Dfs0

Dfs0#

import pandas as pd
import mikeio

Reading data#

ds = mikeio.read("data/Oresund_ts.dfs0")
ds

<mikeio.Dataset>
dims: (time:2017)
time: 2018-03-04 00:00:00 - 2018-03-11 00:00:00 (2017 records)
geometry: GeometryUndefined()
number of items: 12

type(ds)

mikeio.dataset._dataset.Dataset

The mikeio read function returns a Dataset which is a container of DataArrays.

A DataArray can be selected by name or by index.

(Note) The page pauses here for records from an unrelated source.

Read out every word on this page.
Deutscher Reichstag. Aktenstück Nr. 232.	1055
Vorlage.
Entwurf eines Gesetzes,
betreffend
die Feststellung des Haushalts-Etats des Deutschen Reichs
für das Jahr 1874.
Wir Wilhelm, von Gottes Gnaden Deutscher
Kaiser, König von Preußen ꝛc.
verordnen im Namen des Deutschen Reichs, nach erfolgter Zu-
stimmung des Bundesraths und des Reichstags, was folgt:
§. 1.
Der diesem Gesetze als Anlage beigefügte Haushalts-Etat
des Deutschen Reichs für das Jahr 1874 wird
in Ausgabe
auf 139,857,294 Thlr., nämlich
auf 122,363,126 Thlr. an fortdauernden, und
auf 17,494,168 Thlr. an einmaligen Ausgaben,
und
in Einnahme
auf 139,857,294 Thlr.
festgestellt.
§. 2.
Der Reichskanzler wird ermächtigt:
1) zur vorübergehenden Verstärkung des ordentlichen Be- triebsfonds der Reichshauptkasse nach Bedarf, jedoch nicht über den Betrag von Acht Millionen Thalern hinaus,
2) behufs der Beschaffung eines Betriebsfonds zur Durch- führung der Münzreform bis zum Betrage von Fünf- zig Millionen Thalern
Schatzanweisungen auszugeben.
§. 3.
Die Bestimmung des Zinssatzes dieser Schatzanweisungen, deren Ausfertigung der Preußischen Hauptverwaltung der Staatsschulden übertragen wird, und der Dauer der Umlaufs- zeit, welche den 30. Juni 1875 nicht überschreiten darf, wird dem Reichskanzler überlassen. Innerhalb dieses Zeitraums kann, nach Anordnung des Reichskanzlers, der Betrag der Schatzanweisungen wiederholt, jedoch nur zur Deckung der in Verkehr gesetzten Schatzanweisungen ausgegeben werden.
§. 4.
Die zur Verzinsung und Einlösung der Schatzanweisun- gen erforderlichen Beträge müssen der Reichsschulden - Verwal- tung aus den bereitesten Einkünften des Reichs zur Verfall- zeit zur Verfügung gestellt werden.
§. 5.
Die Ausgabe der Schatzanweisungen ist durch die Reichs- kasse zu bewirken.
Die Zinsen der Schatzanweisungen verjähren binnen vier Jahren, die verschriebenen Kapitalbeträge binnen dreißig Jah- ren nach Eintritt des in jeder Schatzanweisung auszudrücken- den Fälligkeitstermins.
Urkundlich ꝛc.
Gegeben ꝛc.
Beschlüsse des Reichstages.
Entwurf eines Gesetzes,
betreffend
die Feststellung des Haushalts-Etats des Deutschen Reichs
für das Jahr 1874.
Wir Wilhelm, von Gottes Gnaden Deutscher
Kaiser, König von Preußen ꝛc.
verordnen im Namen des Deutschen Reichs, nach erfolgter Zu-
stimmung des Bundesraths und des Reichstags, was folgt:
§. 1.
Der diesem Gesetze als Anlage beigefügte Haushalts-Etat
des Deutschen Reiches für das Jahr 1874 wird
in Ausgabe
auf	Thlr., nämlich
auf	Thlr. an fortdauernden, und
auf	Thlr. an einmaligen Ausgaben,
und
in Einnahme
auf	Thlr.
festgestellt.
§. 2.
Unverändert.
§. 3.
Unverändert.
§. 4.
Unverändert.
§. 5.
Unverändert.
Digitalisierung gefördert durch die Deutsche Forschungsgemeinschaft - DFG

da = ds["Drogden: Surface elevation"]   # or ds.Drogden_Surface_elevation or ds[2]
da

<mikeio.DataArray>
name: Drogden: Surface elevation
dims: (time:2017)
time: 2018-03-04 00:00:00 - 2018-03-11 00:00:00 (2017 records)
geometry: GeometryUndefined()
values: [0.05063, 0.04713, ..., 0.2404]

Upon read, specific items can be selected with the items argument using name or index.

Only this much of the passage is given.